Love, love, love Juliette. I keep going back to this one.
This is what it evokes. Scent is an intangible yet all pervasive aspect of my daily life as an author and fashion scholar. I often spend long periods alone researching and writing. There’s something magical about adding perfume to this process, it elevates my mood and helps me focus on the subject at hand.
Scent is enduringly evocative, and olfactory memory is often shocking in its capacity to evoke decades long memories and transform ones mood. Roses are incredibly important to me. Some of my earliest memories are of my grandmother’s garden in a leafy London suburb. They were the old fashioned sort of English tea roses with velvety leaves and centres I would bury my nose in, inhaling their sweet, spicy intoxicating scent.

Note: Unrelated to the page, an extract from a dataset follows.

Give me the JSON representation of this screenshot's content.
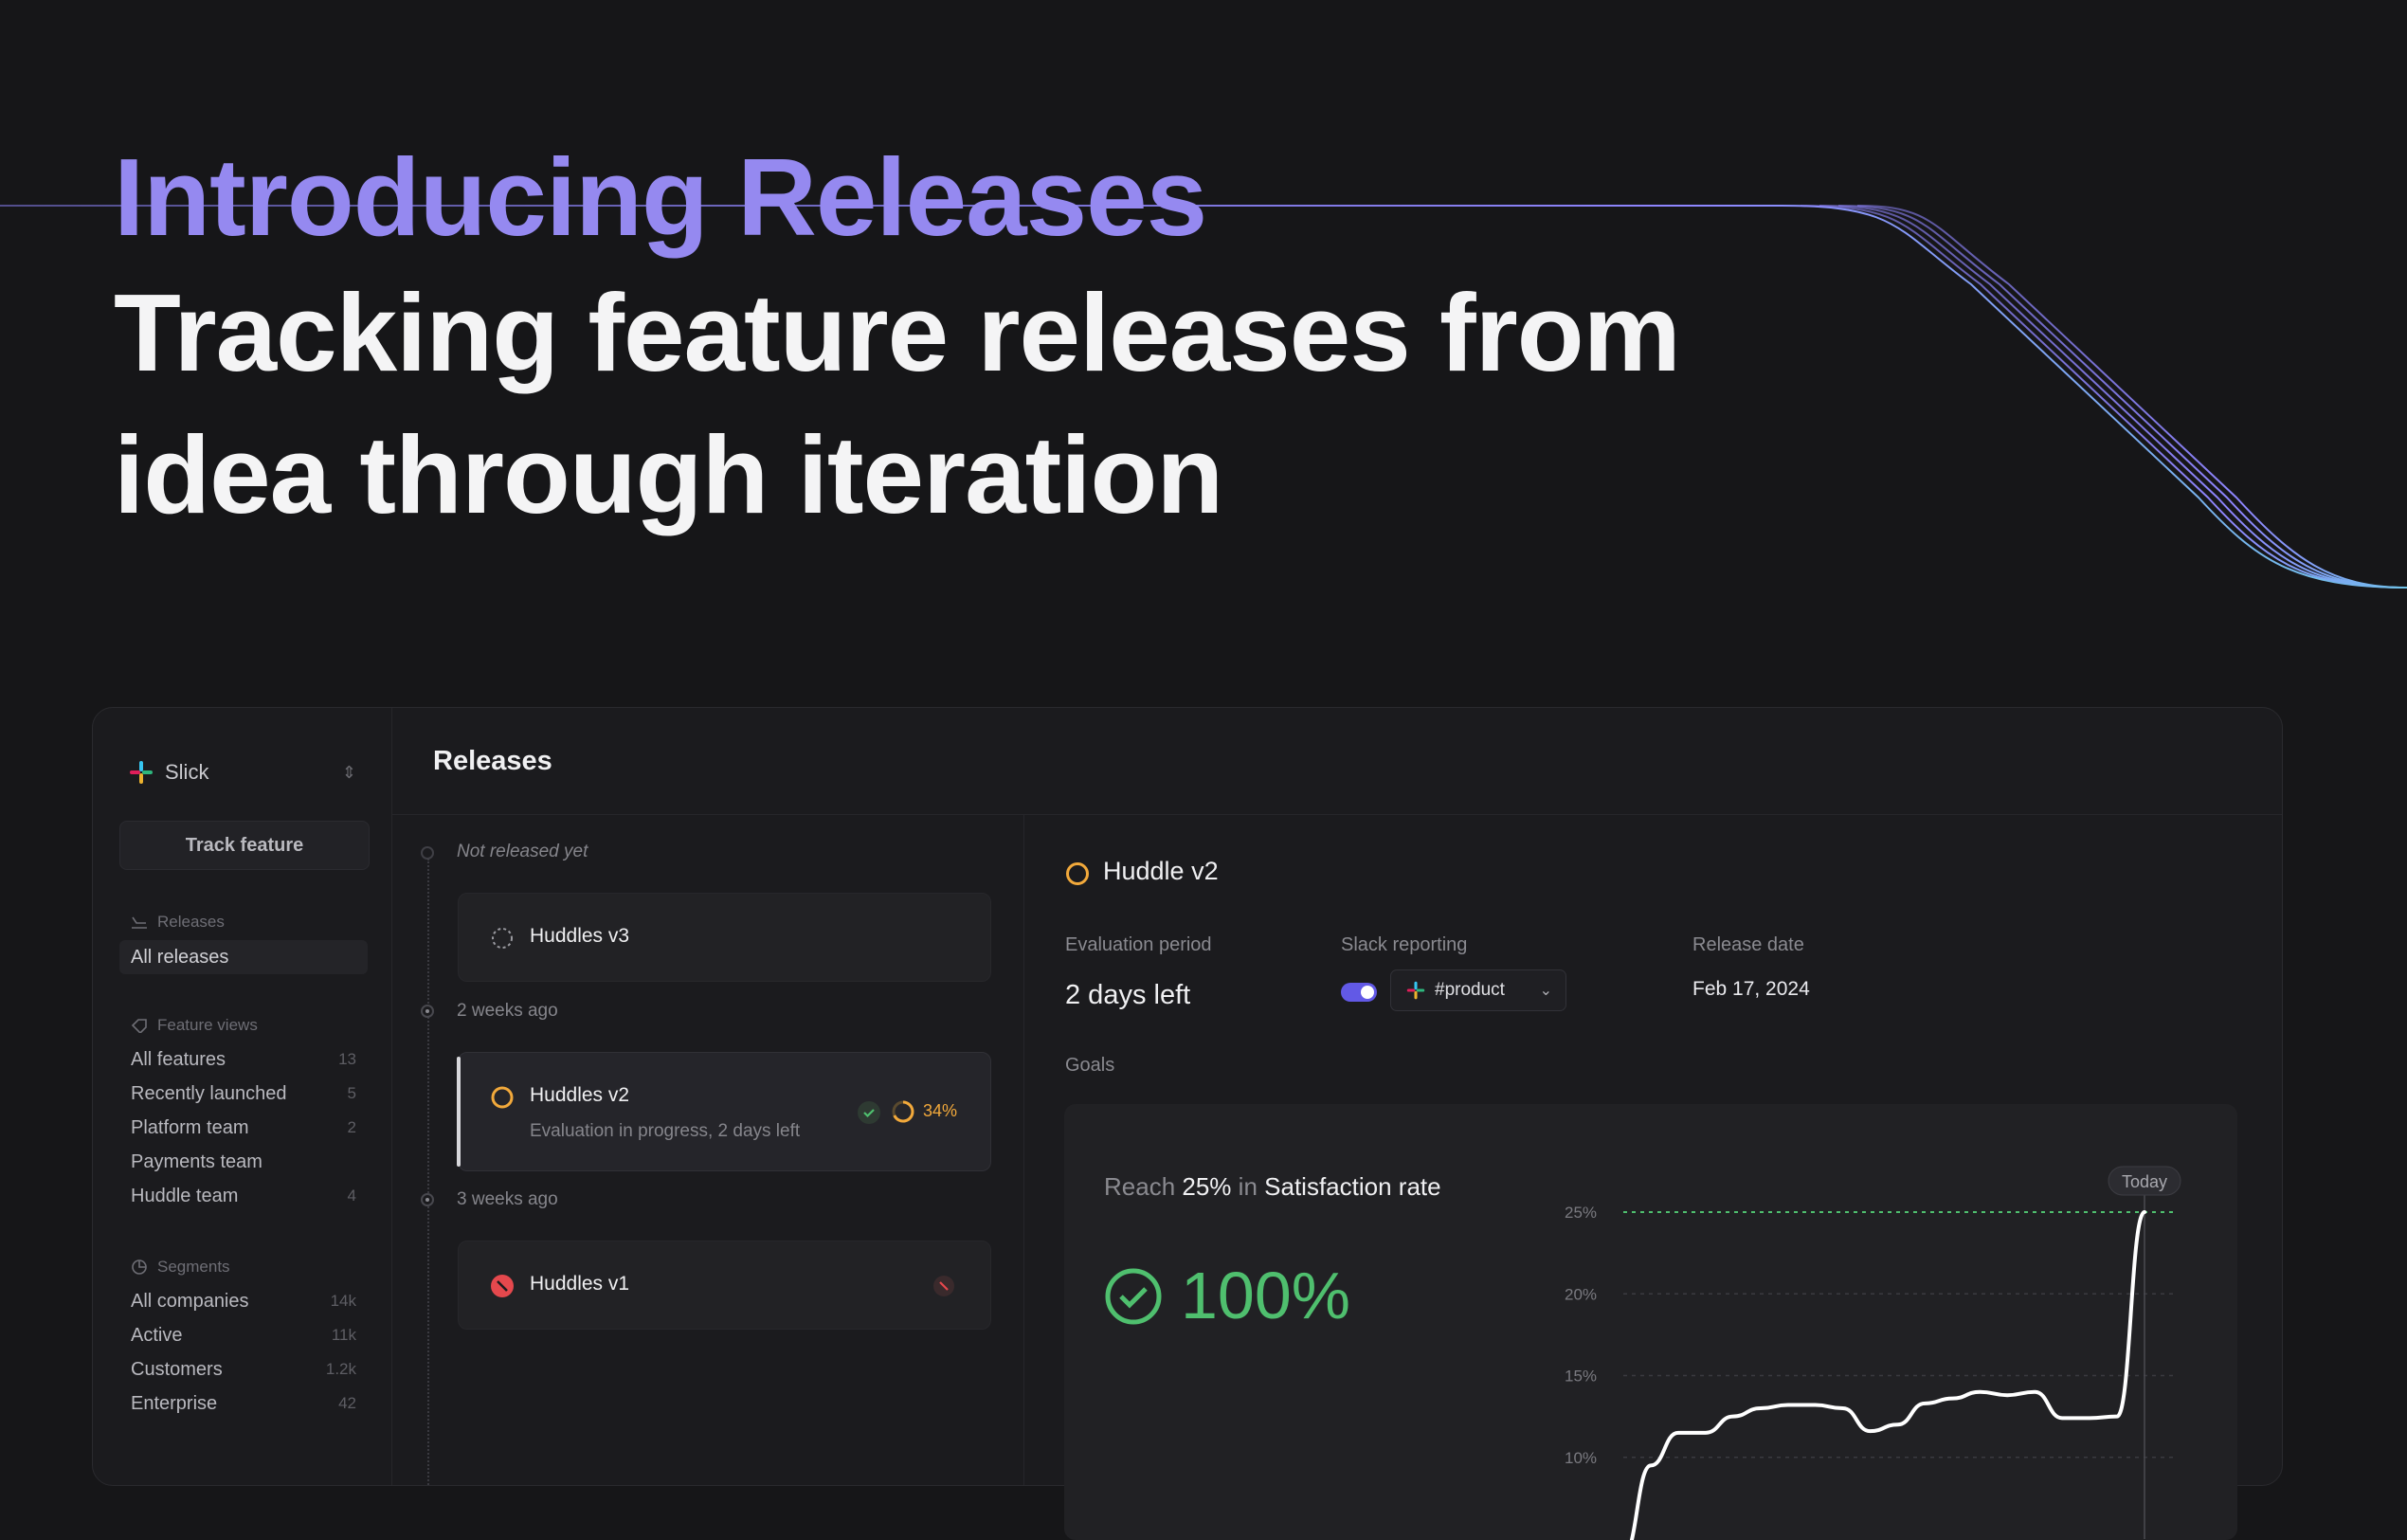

This memory of scent is inextricable from my stylish grandmother who rebelled against conventions of what it means to grow old long before it was fashionable to do so. She wore an Hermès scarf tied around her white platinum hair, strings of pearls and fabulous gold tango dancing shoes to do the gardening. She taught me how to carefully place earthworms inadvertently dug up from the soil so they could re-tunnel their way into the earth and make it good for the roses to grow.
She would pick me the best roses to put in a vase by my bed whenever I went to stay with her, so I would lie in bed and marvel at the beauty of each petal. I smell a rose and see her wrinkled, kind face, blue eyeshadow and pink lipstick always freshly applied.